Synthesis and application of microporous carbon spheres for solid phase membrane tip extraction of nitrosamines from water samples

Abstract

Microporous carbon spheres possess outstanding adsorptive properties and thus are advantageous in the development of solid phase microextraction sample preparation techniques. In this study, the feasibility of using microporous carbon spheres for the extraction of selected nitrosamines from water samples using solid phase membrane tip extraction (SPMTE) technique was investigated. Two types of adsorbents namely non-activated carbon spheres (NCS) and chemically activated microporous carbon spheres (MCS) were hydrothermally synthesized from sucrose. The prepared adsorbents were characterized by scanning electron microscopy (SEM), Fourier transform infrared spectroscopy (FTIR), nitrogen adsorption analysis, transmission electron microscopy (TEM) and thermogravimetric analysis (TGA). Both adsorbents were spherical in shape as indicated by SEM. The FTIR spectra showed that the NCS and MCS have various surface functional groups such as OH, C=C and C-H which act as active sites. The surface areas of NCS and MCS are 7.88 and 308.10 m2/g, respectively as obtained from nitrogen adsorption analysis. The two prepared materials and a commercial activated carbon (granular activated carbon, GAC) were used in SPMTE to extract the selected nitrosamines namely Nnitrosodiethylamine (NDEA), N-nitosodipropylamine (NDPA), N-nitrosopiperidine (NPIP) and N-nitrosodiphenylamine (NDPhA) from tap water and lake water matrices. Gas chromatography-mass spectrometry (GCMS) was used for quantitative analysis of the target analytes in the extracts. The optimized SPMTE conditions were conditioning solvent, extraction time, salt addition, pH, desorption solvent, desorption time and sample volume. Under the optimized conditions, the method showed good linearity in the range of 10 - 100 µg/L, good coefficients of determination (r2 = 0.9984 - 0.9994), good precision (relative standard deviations, RSD < 9%, n = 3) and low limits of detection (LOD = 3.2 - 4.8 µg/L) for all the adsorbents.

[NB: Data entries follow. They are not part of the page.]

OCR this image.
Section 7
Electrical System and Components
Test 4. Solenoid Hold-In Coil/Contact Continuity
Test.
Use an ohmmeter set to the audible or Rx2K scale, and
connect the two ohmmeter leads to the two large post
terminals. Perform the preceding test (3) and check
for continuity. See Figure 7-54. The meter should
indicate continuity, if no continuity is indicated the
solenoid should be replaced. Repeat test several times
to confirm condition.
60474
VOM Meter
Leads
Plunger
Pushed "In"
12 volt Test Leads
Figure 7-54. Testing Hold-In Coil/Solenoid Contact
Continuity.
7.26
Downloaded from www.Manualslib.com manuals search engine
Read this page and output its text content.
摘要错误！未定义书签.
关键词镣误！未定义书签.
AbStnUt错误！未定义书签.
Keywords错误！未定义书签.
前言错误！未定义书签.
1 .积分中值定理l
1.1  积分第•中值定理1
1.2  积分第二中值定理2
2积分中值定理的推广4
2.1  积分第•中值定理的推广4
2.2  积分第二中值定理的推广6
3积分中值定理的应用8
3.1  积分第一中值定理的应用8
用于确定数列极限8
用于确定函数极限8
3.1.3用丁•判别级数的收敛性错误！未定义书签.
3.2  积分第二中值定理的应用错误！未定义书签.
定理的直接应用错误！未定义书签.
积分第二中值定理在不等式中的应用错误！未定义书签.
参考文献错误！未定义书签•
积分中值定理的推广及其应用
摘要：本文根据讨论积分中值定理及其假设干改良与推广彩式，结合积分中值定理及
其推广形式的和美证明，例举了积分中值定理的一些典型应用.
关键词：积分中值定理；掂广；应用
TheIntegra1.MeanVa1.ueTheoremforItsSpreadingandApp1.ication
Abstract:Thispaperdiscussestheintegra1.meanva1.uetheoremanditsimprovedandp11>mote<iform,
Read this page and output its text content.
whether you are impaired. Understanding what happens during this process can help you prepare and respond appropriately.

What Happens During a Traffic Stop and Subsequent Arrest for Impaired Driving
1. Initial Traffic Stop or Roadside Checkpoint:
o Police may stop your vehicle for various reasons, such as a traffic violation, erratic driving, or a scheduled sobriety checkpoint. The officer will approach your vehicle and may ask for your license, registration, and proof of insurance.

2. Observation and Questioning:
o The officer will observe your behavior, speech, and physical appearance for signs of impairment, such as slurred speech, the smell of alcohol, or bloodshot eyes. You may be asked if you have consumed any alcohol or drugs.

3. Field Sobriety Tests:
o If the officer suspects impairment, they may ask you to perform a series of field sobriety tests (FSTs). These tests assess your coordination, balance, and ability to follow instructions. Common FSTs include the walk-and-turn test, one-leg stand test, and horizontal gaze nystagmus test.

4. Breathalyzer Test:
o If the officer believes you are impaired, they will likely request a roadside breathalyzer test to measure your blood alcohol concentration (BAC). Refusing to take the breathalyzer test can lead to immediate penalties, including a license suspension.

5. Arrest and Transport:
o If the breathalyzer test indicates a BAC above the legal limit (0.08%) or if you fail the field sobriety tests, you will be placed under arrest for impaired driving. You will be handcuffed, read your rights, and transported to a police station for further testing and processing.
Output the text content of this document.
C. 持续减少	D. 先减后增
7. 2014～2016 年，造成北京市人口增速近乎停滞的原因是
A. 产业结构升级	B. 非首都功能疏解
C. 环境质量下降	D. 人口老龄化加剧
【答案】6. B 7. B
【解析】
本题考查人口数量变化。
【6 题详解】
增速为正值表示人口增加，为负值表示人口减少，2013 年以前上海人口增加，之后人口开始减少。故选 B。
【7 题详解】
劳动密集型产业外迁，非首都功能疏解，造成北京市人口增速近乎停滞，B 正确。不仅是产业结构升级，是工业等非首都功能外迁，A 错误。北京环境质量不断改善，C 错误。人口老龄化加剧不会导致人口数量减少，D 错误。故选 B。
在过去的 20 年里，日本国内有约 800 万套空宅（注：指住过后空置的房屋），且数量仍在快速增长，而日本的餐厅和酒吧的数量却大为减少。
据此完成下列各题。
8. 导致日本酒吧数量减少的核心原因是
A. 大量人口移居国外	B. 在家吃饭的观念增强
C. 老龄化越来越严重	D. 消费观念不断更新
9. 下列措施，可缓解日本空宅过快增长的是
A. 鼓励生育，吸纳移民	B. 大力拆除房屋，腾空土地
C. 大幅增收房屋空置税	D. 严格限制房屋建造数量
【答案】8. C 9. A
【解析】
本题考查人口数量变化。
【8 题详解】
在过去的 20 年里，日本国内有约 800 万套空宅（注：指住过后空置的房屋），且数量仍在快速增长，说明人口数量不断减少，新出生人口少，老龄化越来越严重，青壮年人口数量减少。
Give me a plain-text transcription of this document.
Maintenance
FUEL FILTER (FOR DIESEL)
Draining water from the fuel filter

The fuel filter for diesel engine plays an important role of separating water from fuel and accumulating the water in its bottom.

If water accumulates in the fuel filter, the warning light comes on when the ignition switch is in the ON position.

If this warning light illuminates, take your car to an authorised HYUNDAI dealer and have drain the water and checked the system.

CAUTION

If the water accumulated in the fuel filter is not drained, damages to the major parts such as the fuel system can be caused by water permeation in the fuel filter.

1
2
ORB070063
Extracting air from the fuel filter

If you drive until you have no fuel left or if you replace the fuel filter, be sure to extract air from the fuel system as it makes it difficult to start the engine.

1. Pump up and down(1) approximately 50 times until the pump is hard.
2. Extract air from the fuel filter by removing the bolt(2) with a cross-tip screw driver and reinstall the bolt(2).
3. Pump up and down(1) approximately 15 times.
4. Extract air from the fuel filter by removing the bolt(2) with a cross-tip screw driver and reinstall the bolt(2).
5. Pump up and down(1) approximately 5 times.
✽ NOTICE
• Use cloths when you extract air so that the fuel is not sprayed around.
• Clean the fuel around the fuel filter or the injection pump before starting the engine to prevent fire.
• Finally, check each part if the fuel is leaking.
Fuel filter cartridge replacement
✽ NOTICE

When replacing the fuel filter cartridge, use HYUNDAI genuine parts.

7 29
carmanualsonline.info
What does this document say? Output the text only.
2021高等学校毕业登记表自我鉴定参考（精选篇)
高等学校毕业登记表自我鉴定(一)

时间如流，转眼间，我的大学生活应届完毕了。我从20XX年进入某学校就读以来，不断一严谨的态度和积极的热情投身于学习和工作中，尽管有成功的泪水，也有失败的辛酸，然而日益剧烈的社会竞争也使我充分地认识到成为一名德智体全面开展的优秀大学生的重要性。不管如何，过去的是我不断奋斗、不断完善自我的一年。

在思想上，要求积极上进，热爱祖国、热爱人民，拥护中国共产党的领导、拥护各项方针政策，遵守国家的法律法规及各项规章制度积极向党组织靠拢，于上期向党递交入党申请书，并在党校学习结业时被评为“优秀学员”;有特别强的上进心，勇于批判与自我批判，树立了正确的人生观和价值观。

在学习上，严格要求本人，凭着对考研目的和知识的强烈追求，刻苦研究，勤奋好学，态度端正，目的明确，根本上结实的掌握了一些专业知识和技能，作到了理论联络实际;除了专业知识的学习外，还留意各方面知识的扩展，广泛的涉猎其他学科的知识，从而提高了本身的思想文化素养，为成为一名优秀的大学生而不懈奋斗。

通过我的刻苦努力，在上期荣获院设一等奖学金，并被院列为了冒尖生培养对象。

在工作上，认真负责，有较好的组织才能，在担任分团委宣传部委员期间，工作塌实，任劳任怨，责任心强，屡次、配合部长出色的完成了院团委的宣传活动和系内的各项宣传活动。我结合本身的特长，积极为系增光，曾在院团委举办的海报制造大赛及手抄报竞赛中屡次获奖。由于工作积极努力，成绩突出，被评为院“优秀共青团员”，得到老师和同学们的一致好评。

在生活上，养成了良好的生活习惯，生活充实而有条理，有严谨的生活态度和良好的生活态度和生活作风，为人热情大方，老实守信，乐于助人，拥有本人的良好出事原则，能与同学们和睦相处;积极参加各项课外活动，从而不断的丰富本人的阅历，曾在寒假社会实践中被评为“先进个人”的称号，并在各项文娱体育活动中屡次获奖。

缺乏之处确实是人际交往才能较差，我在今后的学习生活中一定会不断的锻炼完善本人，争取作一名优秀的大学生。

The extraction performance of each adsorbent was evaluated and compared in terms of percent recovery. The results showed that MCS gave better percent recovery in the range of 83.2 - 107.5% than both NCS (65.5 - 100.3%) and GAC (69.7 - 100.9%). This infers that MCS offered improved extraction efficiency and higher recovery of the tested nitrosamines compared to conventional activated carbon.